I saw this splash page that recaps the status quo of Spider-Man in the post-One More Day Marvel Universe and it got me thinking.
Now, the whole One More Day malarky doesn’t bother me too much as I’ve not read Spider-Man regularly since the Micheline/McFarlane era. So it’d be churlish to complain about changes to a comic I’ve not been a reader of. However, I am intending to read Brand New Day. I like Spider-Man (read the Spectacular Spider-Man Essentials last year, which is just getting to where I came in on the character via 80’s Spidey UK reprints), I like a lot of the writers involved and I like the format they are planning. I’m not too fussed about the supposed “retcons” implied by the ending of the OMD story, as I can see an easy way they can get round that (Mephisto has only altered the present not the past. This particularly makes sense as in Marvel, Time Travel Doesn’t Work Like That. The line about people remembering Spider-Man unmasking, but not who it was, suggests memories have been altered rather than the timeline).
Plus, and here’s the main thrust of post, the Bob Gale’s script on that splash feels very forward looking. The best way to deal with the OMD ending is to say, these are the changes, this is how everything is now, let’s move forward. The big mistake would be to do a series of surprise reveals of Things Aren’t What You Expect like the Harry reveal. It’s a rare chance for a superhero comic to sever itself from the approach of writing stories tied to past events. However, I don’t expect it to last…
In one of the Flaming Carrot collections it’s discussed how superhero stores are invariably tied heavily to the character’s origin. All of their actions are coloured by what made the hero a hero in the first place. To avoid this, Bob Burden made Flaming Carrot a hero without an origin (well… he read 5000 comics in one sitting), giving us a diverse range superhero stories that you wouldn’t find anywhere else. The best way to use a character’s origin in subsequent stories is to use it thematically, which various Spider-Man comics have used to great effect over the years. For instance, the villains that really resonate in Spider-Man are the ones that in someway reflect Spider-Man/Peter Parker himself. Venom, I think was the last Spider-Man villain that was successful – the suit and echoes of Peter in Eddie Brock resonated with Spider-Man. The attempt at recreating the success of Venom in Carnage fails, the character having resonance with Venom rather than Spider-Man. A psychotic serial killer with an alien suit isn’t a Spidey villain, a depressed, disgruntled, jealous journalist with Spider-Man’s OWN alien suit, that has resonance with the character, regardless how poorly the character might have been (over)used down the years.

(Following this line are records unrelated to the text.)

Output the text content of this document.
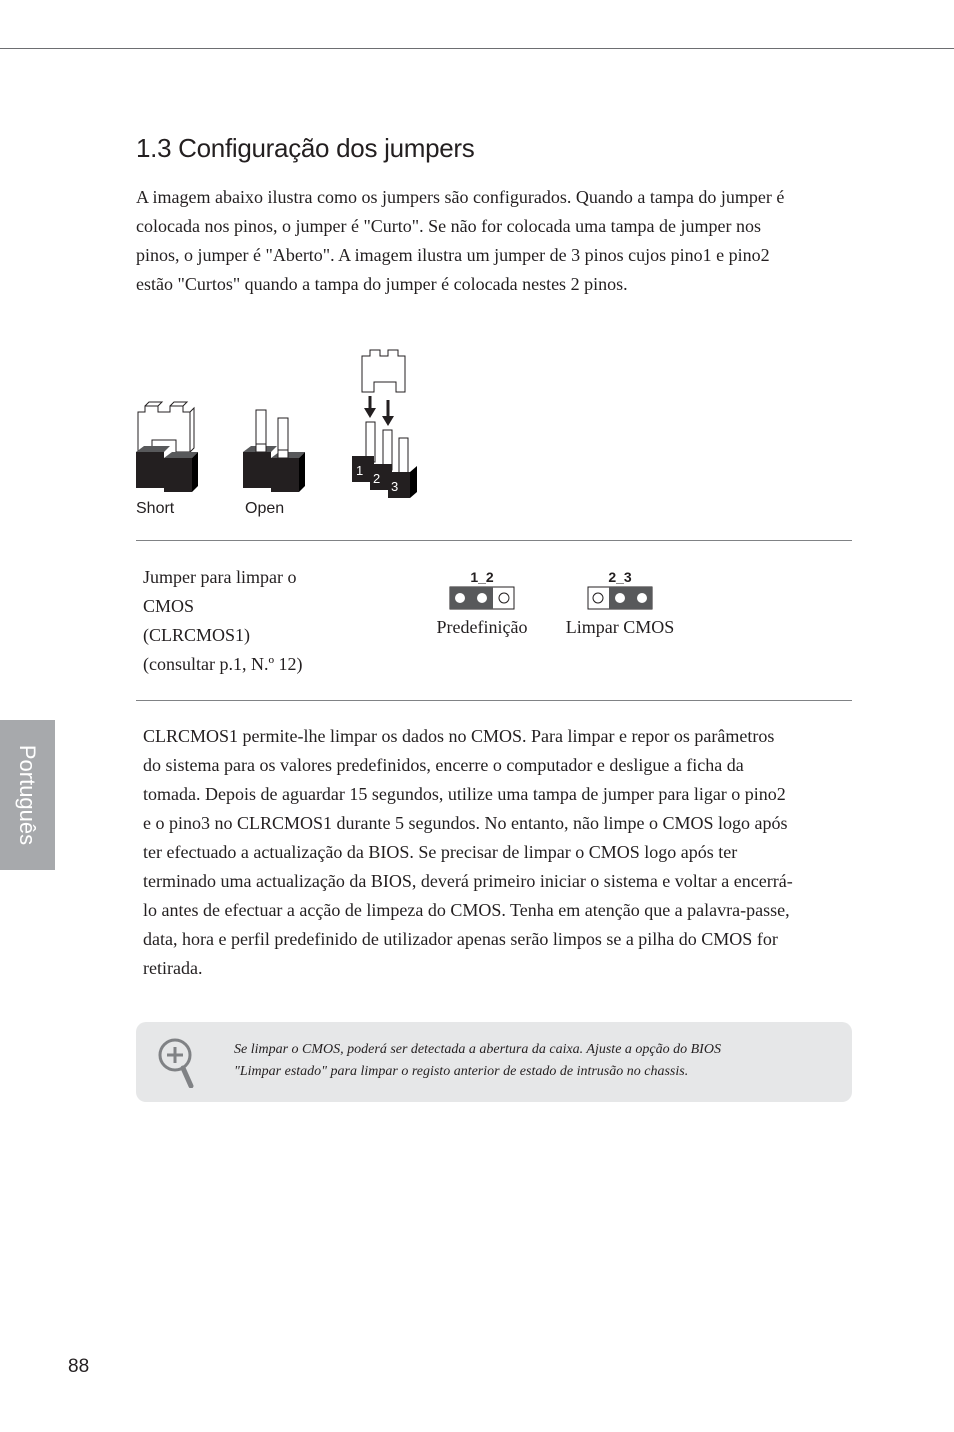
1.3 Configuração dos jumpers

A imagem abaixo ilustra como os jumpers são configurados. Quando a tampa do jumper é colocada nos pinos, o jumper é "Curto". Se não for colocada uma tampa de jumper nos pinos, o jumper é "Aberto". A imagem ilustra um jumper de 3 pinos cujos pino1 e pino2 estão "Curtos" quando a tampa do jumper é colocada nestes 2 pinos.

Short	Open
1
2
3

Jumper para limpar o
CMOS
(CLRCMOS1)
(consultar p.1, N.º 12)

1_2
Predefinição
2_3
Limpar CMOS

CLRCMOS1 permite-lhe limpar os dados no CMOS. Para limpar e repor os parâmetros do sistema para os valores predefinidos, encerre o computador e desligue a ficha da tomada. Depois de aguardar 15 segundos, utilize uma tampa de jumper para ligar o pino2 e o pino3 no CLRCMOS1 durante 5 segundos. No entanto, não limpe o CMOS logo após ter efectuado a actualização da BIOS. Se precisar de limpar o CMOS logo após ter terminado uma actualização da BIOS, deverá primeiro iniciar o sistema e voltar a encerrá-lo antes de efectuar a acção de limpeza do CMOS. Tenha em atenção que a palavra-passe, data, hora e perfil predefinido de utilizador apenas serão limpos se a pilha do CMOS for retirada.

Se limpar o CMOS, poderá ser detectada a abertura da caixa. Ajuste a opção do BIOS
"Limpar estado" para limpar o registo anterior de estado de intrusão no chassis.

Português
88
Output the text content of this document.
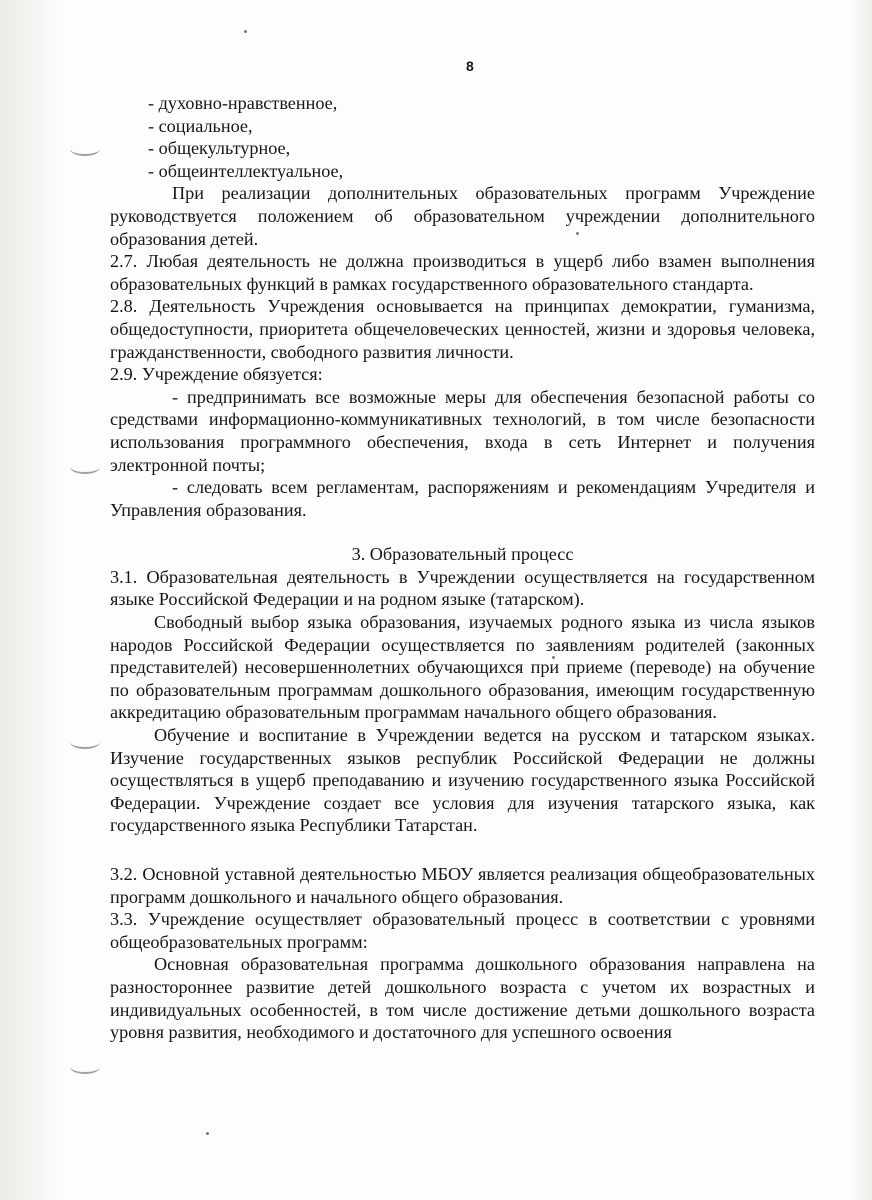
8

- духовно-нравственное,

- социальное,

- общекультурное,

- общеинтеллектуальное,

При реализации дополнительных образовательных программ Учреждение руководствуется положением об образовательном учреждении дополнительного образования детей.

2.7. Любая деятельность не должна производиться в ущерб либо взамен выполнения образовательных функций в рамках государственного образовательного стандарта.

2.8. Деятельность Учреждения основывается на принципах демократии, гуманизма, общедоступности, приоритета общечеловеческих ценностей, жизни и здоровья человека, гражданственности, свободного развития личности.

2.9. Учреждение обязуется:

- предпринимать все возможные меры для обеспечения безопасной работы со средствами информационно-коммуникативных технологий, в том числе безопасности использования программного обеспечения, входа в сеть Интернет и получения электронной почты;

- следовать всем регламентам, распоряжениям и рекомендациям Учредителя и Управления образования.

3. Образовательный процесс

3.1. Образовательная деятельность в Учреждении осуществляется на государственном языке Российской Федерации и на родном языке (татарском).

Свободный выбор языка образования, изучаемых родного языка из числа языков народов Российской Федерации осуществляется по заявлениям родителей (законных представителей) несовершеннолетних обучающихся при приеме (переводе) на обучение по образовательным программам дошкольного образования, имеющим государственную аккредитацию образовательным программам начального общего образования.

Обучение и воспитание в Учреждении ведется на русском и татарском языках. Изучение государственных языков республик Российской Федерации не должны осуществляться в ущерб преподаванию и изучению государственного языка Российской Федерации. Учреждение создает все условия для изучения татарского языка, как государственного языка Республики Татарстан.

3.2. Основной уставной деятельностью МБОУ является реализация общеобразовательных программ дошкольного и начального общего образования.

3.3. Учреждение осуществляет образовательный процесс в соответствии с уровнями общеобразовательных программ:

Основная образовательная программа дошкольного образования направлена на разностороннее развитие детей дошкольного возраста с учетом их возрастных и индивидуальных особенностей, в том числе достижение детьми дошкольного возраста уровня развития, необходимого и достаточного для успешного освоения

The bad way to use an origin is to tamper with the origin, to generate cheap shocks by creating reveals that were never there in the original material. Such is the problem of inherent in corporate superhero comics. Eiichiro Oda can pull a reveal regarding the origin of an One Piece side character from 7 years ago and it will make sense, doesn’t feel cheap and gives the reader a genuine surprise. Mid-nineties Spider-Clones and 21st century spider totems feel tacky and disconnected from the original character.
In the case of long running characters I think it’s possible to amass a number of origin stories, namely those stories that made such an impact they noticeably changed the tone/types of stories you could tell with the character. I’d argue that as well as the radioactive spider/Uncle Ben origin story, the death of Gwen Stacy and the marriage to MJ are origins of a sort too. I can see arguments for the reveal of Norman Osborn as the Green Goblin as an origin too.
And so, the problem I can see them having with Brand New Day, is that One More Day is essentially yet another new origin story for someone to be tempted to use it as a theme for future stories (and I can see two potential ways they can already), and then, eventually, tamper with the events of the story. The fact that the story was so reviled gives it a sense of inevitability that we will see that Everything Was Not As It Seemed.
But for now, I can ignore that.
Slott, Gale and Guggenheim tend to write superhero stories I like to read.
And it’s Spider-Man, Spider-Man is cool.